A great way of padding out the comic while not taking the mick, back-up strips ran throughout the entire Marvel UK run. These would almost always be reprints of other Marvel titles. The two exceptions were the in-house humour strips: Mike Kazybrid created the early Matt and the Cat and Chromobots, but it's Lew Stringer's Robo-Capers and Combat Colin that lasted the longest and are best remembered.
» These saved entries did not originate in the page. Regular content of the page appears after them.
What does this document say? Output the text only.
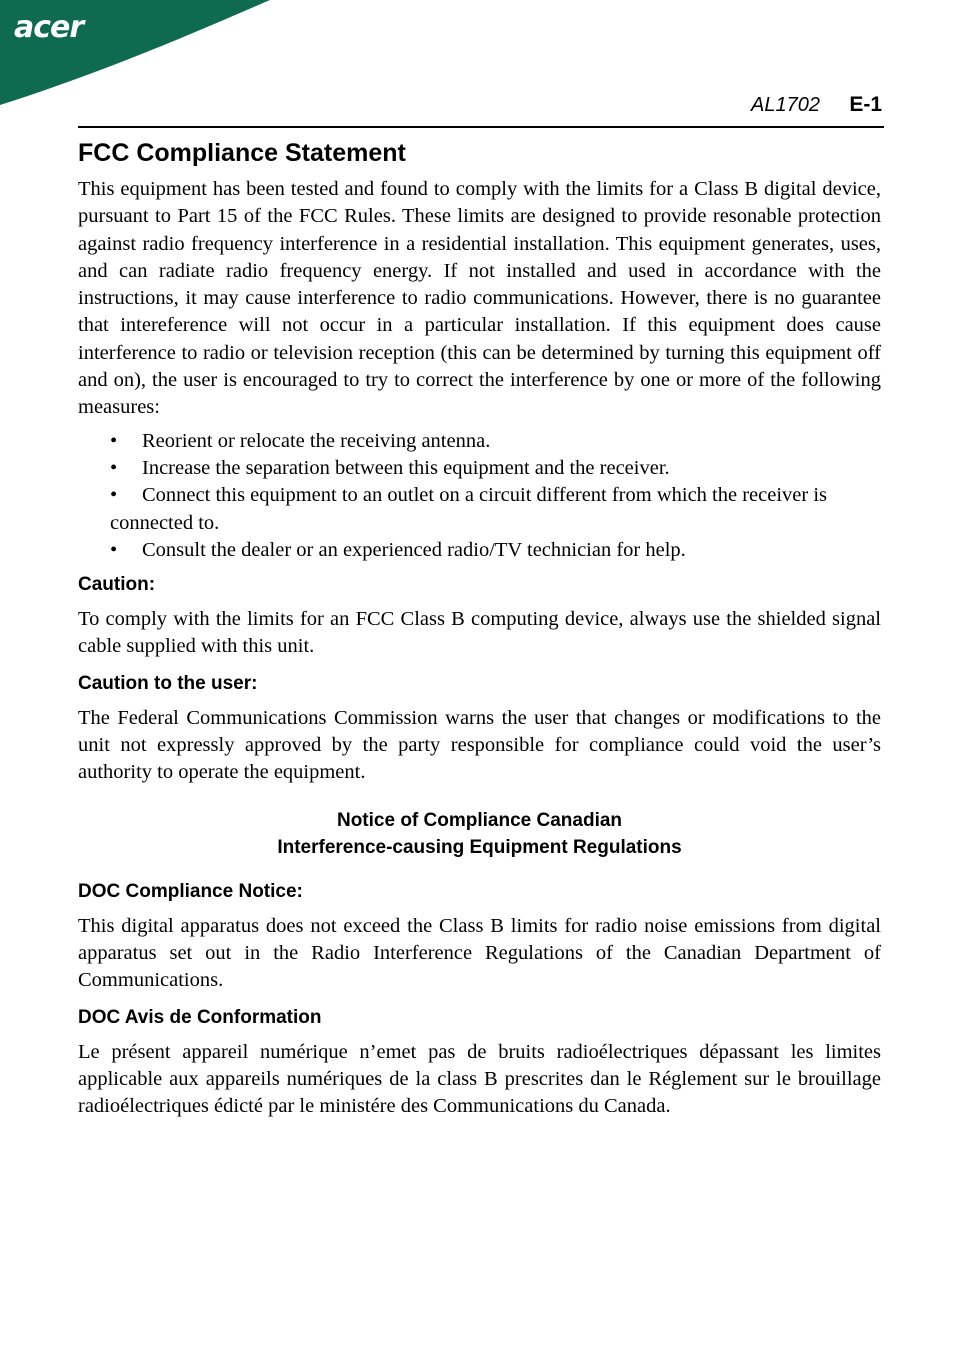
acer
AL1702 E-1
FCC Compliance Statement

This equipment has been tested and found to comply with the limits for a Class B digital device, pursuant to Part 15 of the FCC Rules. These limits are designed to provide resonable protection against radio frequency interference in a residential installation. This equipment generates, uses, and can radiate radio frequency energy. If not installed and used in accordance with the instructions, it may cause interference to radio communications. However, there is no guarantee that intereference will not occur in a particular installation. If this equipment does cause interference to radio or television reception (this can be determined by turning this equipment off and on), the user is encouraged to try to correct the interference by one or more of the following measures:

• Reorient or relocate the receiving antenna.
• Increase the separation between this equipment and the receiver.
• Connect this equipment to an outlet on a circuit different from which the receiver is connected to.
• Consult the dealer or an experienced radio/TV technician for help.
Caution:

To comply with the limits for an FCC Class B computing device, always use the shielded signal cable supplied with this unit.

Caution to the user:

The Federal Communications Commission warns the user that changes or modifications to the unit not expressly approved by the party responsible for compliance could void the user’s authority to operate the equipment.

Notice of Compliance Canadian
Interference-causing Equipment Regulations
DOC Compliance Notice:

This digital apparatus does not exceed the Class B limits for radio noise emissions from digital apparatus set out in the Radio Interference Regulations of the Canadian Department of Communications.

DOC Avis de Conformation

Le présent appareil numérique n’emet pas de bruits radioélectriques dépassant les limites applicable aux appareils numériques de la class B prescrites dan le Réglement sur le brouillage radioélectriques édicté par le ministére des Communications du Canada.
Things were a bit desperate in the early days: while Machine Man (#1-42) was a logical choice ("these kids like robots, right?"), it was soon followed and co-existed with Planet Terry (#16-27). This was a strip from Marvel's Star Comics imprint, pitched at a younger audience than Transformers, and has an extremely bad reputation in UK Transformers fandom. Following Machine Man, we got a sensible replacement with Iron Man (#43-50) and Robotix (#51-54); then the no-sense-at-all Rocket Raccoon (#55-69) and Hercules (#70-85); a return to robots and armour with Spitfire and the Troubleshooters (#86-99), a Spider-Man Annual with Iron Man 2020 under the title Iron Man 2020 (#119-125), and Iron Man again (#126-129, #146-152).
Rather bizarrely, in the final issues (#309 onwards), Machine Man came back. The same Machine Man strips.
Other Hasbro-based comics would soon end up as back-up strips. The first was Action Force: an altered reprint of GI Joe #44 was run as marketing for the new Action Force comic (#99-102). . Then, the comic reprinted [[The Inhumanoids|the short-lived The Inhumanoids) (#103-118). After Action Force was cancelled, it was merged with Transformers from #153, giving it a permanent run of G.I. Joe reprints to use until it was dumped in #305. This would be briefly interrupted by a merger with Visionaries, covering #183-190 and #213-219.
From #130 to #145, the comic ran the Headmasters miniseries as a back-up strip, giving it cover-to-cover Transformers strip. From #221, it began using reprints of UK strips as handy padding when it was in danger of catching up with the US issues; it then did this permanently from #290 until the end.
Panini's Armada and Titan's movie series comic have both used the same tactic, Panini with original Transformer strips, and Titan with IDW reprints and unused Transformers Animated]] strips (and one new one).